= Sanford Brown Kellogg =

American lawyer and politician

Sanford Brown Kellogg (April 13, 1822 - April 14, 1893) was an American lawyer and politician.

Kellogg, third son of George C. and Clarissa (Brown) Kellogg, was born in New Hartford, Litchfield County, Connecticut, on April 13, 1822. He graduated from Yale College in 1843. He was admitted to the bar in New Haven, after three years of legal study, the last year being spent at the Yale Law School. He began the practice of law in St. Louis, Mo., in partnership with Samuel Knox, in October, 1846. He was liberal and public spirited, and actively interested in founding and sustaining religious and educational institutions in Illinois and Missouri. He was a member of the Missouri Senate, in 1862-63. He died April 14, 1893, after a brief illness, at the age of 71.
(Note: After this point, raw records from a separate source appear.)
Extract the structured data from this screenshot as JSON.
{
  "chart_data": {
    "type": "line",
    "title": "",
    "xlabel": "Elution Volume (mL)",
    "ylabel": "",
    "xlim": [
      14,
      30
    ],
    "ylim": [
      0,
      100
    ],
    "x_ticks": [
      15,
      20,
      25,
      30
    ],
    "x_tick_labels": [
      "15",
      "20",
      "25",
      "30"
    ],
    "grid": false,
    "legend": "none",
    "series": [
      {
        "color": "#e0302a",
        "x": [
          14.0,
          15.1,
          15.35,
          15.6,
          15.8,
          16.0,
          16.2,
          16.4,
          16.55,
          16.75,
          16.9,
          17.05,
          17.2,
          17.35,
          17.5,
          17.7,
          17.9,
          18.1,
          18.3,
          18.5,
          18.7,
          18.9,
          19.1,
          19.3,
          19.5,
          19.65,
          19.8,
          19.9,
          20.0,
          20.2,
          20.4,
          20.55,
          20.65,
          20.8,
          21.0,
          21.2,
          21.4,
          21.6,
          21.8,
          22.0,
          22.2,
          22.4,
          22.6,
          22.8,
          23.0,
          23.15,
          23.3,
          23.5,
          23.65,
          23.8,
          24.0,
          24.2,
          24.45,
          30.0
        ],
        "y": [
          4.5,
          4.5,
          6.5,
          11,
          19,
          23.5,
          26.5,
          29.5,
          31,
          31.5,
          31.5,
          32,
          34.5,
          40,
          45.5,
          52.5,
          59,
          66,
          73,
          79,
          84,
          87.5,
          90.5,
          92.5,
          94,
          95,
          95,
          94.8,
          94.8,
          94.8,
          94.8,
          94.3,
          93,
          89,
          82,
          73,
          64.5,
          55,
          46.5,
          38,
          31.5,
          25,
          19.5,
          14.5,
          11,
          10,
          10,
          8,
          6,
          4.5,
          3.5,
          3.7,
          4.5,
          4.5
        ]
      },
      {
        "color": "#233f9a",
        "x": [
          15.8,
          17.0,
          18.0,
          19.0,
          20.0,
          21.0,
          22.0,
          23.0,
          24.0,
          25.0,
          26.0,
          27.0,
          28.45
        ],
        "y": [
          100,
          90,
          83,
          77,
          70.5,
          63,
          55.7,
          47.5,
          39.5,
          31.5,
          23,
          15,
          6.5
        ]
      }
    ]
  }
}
He was married on August 2, 1855, to Maria Louise, only daughter of the Rev. James Kimball, of Oakham, Mass. Their daughter was a missionary in China. He was again married on December 14, 1870, to Louise Parker, daughter of the Hon. James Allen, of Oakham, Mass., who survived him. Their daughter was a member of the class of 1894, Wellesley College, and their son was a member of the class of 1895, Yale College.